1. A be used for quick-witted high-frequency vibration reason of stacker to arrange first newspaper flow mechanism, includes first mounting bracket (1), first driving roll (2), second driving roll (3), second mounting bracket (4) and conveyer (5), its characterized in that: first mounting bracket (1) top one side is installed first driving roller (2), transmission is connected with four conveyer belt (5) in the middle of first driving roller (2) surface, conveyer belt (5) one end horizontal extension is inside first mounting bracket (1), first mounting bracket (1) top is provided with second mounting bracket (4), second driving roller (3) are installed near first driving roller (2) one side at second mounting bracket (4) top, second mounting bracket (4) top bilateral symmetry is provided with vibrating belt (6), driving roller (7) are installed through the bearing in second mounting bracket (4) top in vibrating belt (6) inner chamber both sides, a plurality of mount (9) are installed to second mounting bracket (4) side, vibrating hexagonal wheel (10) are installed through the pivot in mount (9) top.

2. A high frequency vibratory aligned newspaper flow mechanism for a stacker as in claim 1 wherein: the top of the conveying belt (5) is level with the bottom of the vibrating belt (6).

3. A high frequency vibratory aligned newspaper flow mechanism for a stacker as in claim 1 wherein: the top and the bottom of the surface of the transmission roller (7) are respectively provided with a first connecting groove (11) and a second connecting groove (12), the vibration belt (6) is arranged in the second connecting groove (12), and the first connecting groove (11) is in transmission connection with the second transmission roller (3) through a 360-degree transmission belt (8).

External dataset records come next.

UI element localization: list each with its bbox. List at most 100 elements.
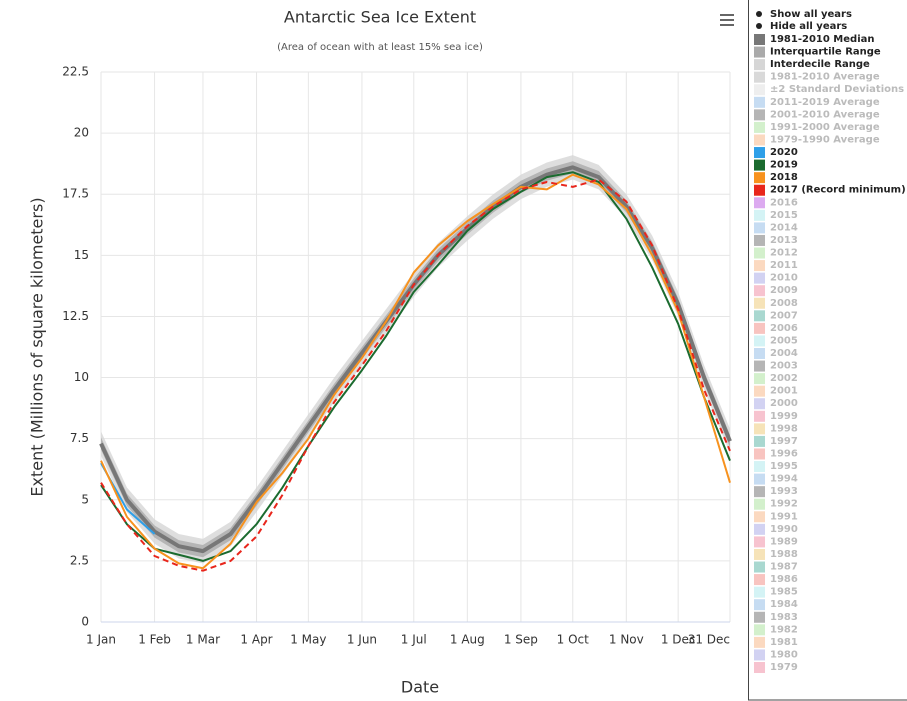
legend-swatch[interactable]: [754, 360, 765, 372]
legend-swatch[interactable]: [754, 486, 765, 498]
legend-swatch[interactable]: [754, 109, 765, 121]
legend-item[interactable]: 1991-2000 Average: [770, 122, 880, 133]
legend-item[interactable]: 2001: [770, 386, 798, 397]
legend-swatch[interactable]: [754, 348, 765, 359]
legend-swatch[interactable]: [754, 373, 765, 385]
menu-button[interactable]: [718, 12, 736, 30]
legend-swatch[interactable]: [754, 247, 765, 259]
legend-swatch[interactable]: [754, 197, 765, 209]
legend-item[interactable]: 2006: [770, 323, 798, 334]
legend-item[interactable]: 1996: [770, 448, 798, 459]
legend-swatch[interactable]: [754, 511, 765, 523]
legend-item[interactable]: ±2 Standard Deviations: [770, 84, 904, 95]
legend-swatch[interactable]: [754, 461, 765, 473]
legend-item[interactable]: 1988: [770, 549, 798, 560]
legend-swatch[interactable]: [754, 147, 765, 159]
legend-swatch[interactable]: [754, 322, 765, 334]
legend-swatch[interactable]: [754, 184, 765, 196]
legend-swatch[interactable]: [754, 335, 765, 347]
legend-item[interactable]: 1991: [770, 511, 798, 522]
legend-item[interactable]: 2000: [770, 398, 798, 409]
legend-item[interactable]: 1985: [770, 587, 798, 598]
legend-item[interactable]: 1987: [770, 562, 798, 573]
legend-item[interactable]: 2011: [770, 260, 798, 271]
legend-swatch[interactable]: [754, 84, 765, 96]
legend-item[interactable]: 2001-2010 Average: [770, 109, 880, 120]
legend-item[interactable]: 2014: [770, 222, 798, 233]
legend-swatch[interactable]: [754, 410, 765, 422]
legend-item[interactable]: 1994: [770, 474, 798, 485]
legend-swatch[interactable]: [754, 234, 765, 246]
legend-item[interactable]: 1998: [770, 423, 798, 434]
legend-item[interactable]: 1999: [770, 411, 798, 422]
legend-swatch[interactable]: [754, 662, 765, 673]
legend-item[interactable]: 1992: [770, 499, 798, 510]
legend-swatch[interactable]: [754, 624, 765, 636]
legend-item[interactable]: 1980: [770, 649, 798, 660]
legend-swatch[interactable]: [754, 285, 765, 297]
legend-item[interactable]: 2003: [770, 361, 798, 372]
legend-item[interactable]: 2004: [770, 348, 798, 359]
legend-item[interactable]: 1979: [770, 662, 798, 673]
legend-swatch[interactable]: [754, 548, 765, 560]
legend-item[interactable]: 2008: [770, 298, 798, 309]
legend-item[interactable]: Interdecile Range: [770, 59, 870, 70]
legend-item[interactable]: 2007: [770, 310, 798, 321]
legend-item[interactable]: 1979-1990 Average: [770, 134, 880, 145]
legend-item[interactable]: 2019: [770, 160, 798, 171]
legend-item[interactable]: 1984: [770, 599, 798, 610]
legend-item[interactable]: 2012: [770, 248, 798, 259]
legend-item[interactable]: 2017 (Record minimum): [770, 185, 906, 196]
legend-swatch[interactable]: [754, 272, 765, 284]
legend-swatch[interactable]: [754, 96, 765, 108]
legend-button[interactable]: Hide all years: [770, 21, 847, 32]
legend-swatch[interactable]: [754, 222, 765, 234]
legend-swatch[interactable]: [754, 297, 765, 309]
legend-swatch[interactable]: [754, 59, 765, 71]
legend-swatch[interactable]: [754, 398, 765, 410]
legend-item[interactable]: 2016: [770, 197, 798, 208]
legend-item[interactable]: 2015: [770, 210, 798, 221]
legend-item[interactable]: 2013: [770, 235, 798, 246]
legend-item[interactable]: 1997: [770, 436, 798, 447]
legend-swatch[interactable]: [754, 385, 765, 397]
legend-item[interactable]: 1995: [770, 461, 798, 472]
legend-swatch[interactable]: [754, 586, 765, 598]
legend-swatch[interactable]: [754, 159, 765, 171]
legend-item[interactable]: 1981-2010 Median: [770, 34, 874, 45]
legend-swatch[interactable]: [754, 71, 765, 83]
legend-swatch[interactable]: [754, 611, 765, 623]
legend-item[interactable]: 1993: [770, 486, 798, 497]
legend-swatch[interactable]: [754, 423, 765, 435]
legend-button[interactable]: Show all years: [770, 9, 852, 20]
legend-item[interactable]: 1981: [770, 637, 798, 648]
legend-item[interactable]: 1981-2010 Average: [770, 72, 880, 83]
legend-swatch[interactable]: [754, 260, 765, 272]
legend-swatch[interactable]: [754, 498, 765, 510]
legend-swatch[interactable]: [754, 435, 765, 447]
legend-item[interactable]: 2020: [770, 147, 798, 158]
legend-item[interactable]: 1990: [770, 524, 798, 535]
legend-swatch[interactable]: [754, 121, 765, 133]
legend-item[interactable]: 2011-2019 Average: [770, 97, 880, 108]
legend-swatch[interactable]: [754, 649, 765, 661]
legend-item[interactable]: 2005: [770, 335, 798, 346]
legend-swatch[interactable]: [754, 536, 765, 548]
legend-item[interactable]: 1989: [770, 536, 798, 547]
legend-item[interactable]: 2002: [770, 373, 798, 384]
legend-swatch[interactable]: [754, 134, 765, 146]
legend-swatch[interactable]: [754, 310, 765, 322]
legend-swatch[interactable]: [754, 34, 765, 45]
legend-swatch[interactable]: [754, 209, 765, 221]
legend-swatch[interactable]: [754, 636, 765, 648]
legend-swatch[interactable]: [754, 172, 765, 184]
legend-item[interactable]: 2010: [770, 273, 798, 284]
legend-swatch[interactable]: [754, 473, 765, 485]
legend-swatch[interactable]: [754, 561, 765, 573]
legend-item[interactable]: 1986: [770, 574, 798, 585]
legend-item[interactable]: Interquartile Range: [770, 47, 881, 58]
legend-swatch[interactable]: [754, 574, 765, 586]
legend-swatch[interactable]: [754, 523, 765, 535]
legend-item[interactable]: 2018: [770, 172, 798, 183]
legend-item[interactable]: 1982: [770, 624, 798, 635]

4. A high frequency vibratory aligned newspaper flow mechanism for a stacker as in claim 1 wherein: the two vibrating belts (6) are in a horn shape, and one end, close to the first transmission roller (2), of each vibrating belt (6) is close to each other.

5. A high frequency vibratory aligned newspaper flow mechanism for a stacker as in claim 1 wherein: the surface of the vibrating hexagonal wheel (10) is hexagonal, and the vibrating hexagonal wheel (10) is attached to the inner surface of the vibrating belt (6).